Biographical information
She was born in Corfu in 1821 and she was the daughter of Dimitrios Alvanas and Aikaterini Palatianou. She had four more brothers and sisters, Leonidas, Friderikos, Nina and Sada. Being still a minor, she was adopted by her mother's sister and her husband, major general Sir Frederick Adam, who at that time served as commissioner of the British Empire in the Ionian Islands. After receiving a primary education in her home country, she followed her foster family in India where Adam had been transferred. Later, she went to Rome where she met the Greek painter Georgios Miniatis, with whom she got married in 1844. She made several trips to Europe until 1846, when she settled with her husband in Florence. There, she joined the artistic and intellectual circles of the city and she had intensified her work on letters, achieving to gain the admiration of many famous personalities of that time.

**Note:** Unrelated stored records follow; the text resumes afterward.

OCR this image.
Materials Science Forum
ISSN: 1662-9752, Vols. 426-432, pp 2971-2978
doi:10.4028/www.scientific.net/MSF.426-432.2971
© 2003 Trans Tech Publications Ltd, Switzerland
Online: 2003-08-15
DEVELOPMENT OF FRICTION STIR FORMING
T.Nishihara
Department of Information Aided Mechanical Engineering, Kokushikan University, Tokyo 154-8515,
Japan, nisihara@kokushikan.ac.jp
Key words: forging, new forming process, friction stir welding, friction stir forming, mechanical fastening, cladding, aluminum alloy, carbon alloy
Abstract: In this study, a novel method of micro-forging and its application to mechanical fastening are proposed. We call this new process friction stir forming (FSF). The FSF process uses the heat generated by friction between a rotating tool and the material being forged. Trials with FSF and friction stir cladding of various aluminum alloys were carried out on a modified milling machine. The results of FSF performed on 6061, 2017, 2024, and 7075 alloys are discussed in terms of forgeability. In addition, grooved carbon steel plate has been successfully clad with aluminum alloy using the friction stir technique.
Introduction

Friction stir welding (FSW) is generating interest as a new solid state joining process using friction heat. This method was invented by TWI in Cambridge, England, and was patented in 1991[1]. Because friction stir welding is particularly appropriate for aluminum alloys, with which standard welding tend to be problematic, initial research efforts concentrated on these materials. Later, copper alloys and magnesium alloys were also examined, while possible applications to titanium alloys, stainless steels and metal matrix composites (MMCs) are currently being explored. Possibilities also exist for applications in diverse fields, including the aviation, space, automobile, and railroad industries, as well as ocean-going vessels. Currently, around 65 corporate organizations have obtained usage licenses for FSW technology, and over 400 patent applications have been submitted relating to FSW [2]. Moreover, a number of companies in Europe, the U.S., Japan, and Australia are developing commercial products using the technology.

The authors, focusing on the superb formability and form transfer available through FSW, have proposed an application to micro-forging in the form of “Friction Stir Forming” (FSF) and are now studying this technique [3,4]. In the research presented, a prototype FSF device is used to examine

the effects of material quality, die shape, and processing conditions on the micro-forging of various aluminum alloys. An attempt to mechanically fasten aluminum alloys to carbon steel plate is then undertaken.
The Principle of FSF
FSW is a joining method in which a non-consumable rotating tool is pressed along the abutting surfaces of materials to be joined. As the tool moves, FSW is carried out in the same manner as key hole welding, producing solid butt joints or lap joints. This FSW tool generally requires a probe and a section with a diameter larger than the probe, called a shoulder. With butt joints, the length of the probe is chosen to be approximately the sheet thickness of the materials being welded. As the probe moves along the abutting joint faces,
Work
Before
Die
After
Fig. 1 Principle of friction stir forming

She died in 1887 in Livorno. Her body was moved to Florence where it was buried. From her marriage with Georgios Miniatis, she had two daughters, Eleni, who died in childhood, and Aspasia, who dealt with painting.
Works
Margarita Miniati is recognized as a multilingual and erudite personality and one of the most important scholars of her time. From 1857 she began her collaboration with the newspaper Hemerisia Nea of London and from 1860 she began to cooperate with several Italian publications. She wrote numerous works in Italian, English and French . In 1865 she published in English her study about "Dante and his time." In the next years other works followed such as "Historical outlines of intellectual and artistic relations of Italy with the Byzantine Empire" (1869), "Correggio, his life and his work" (1881), etc.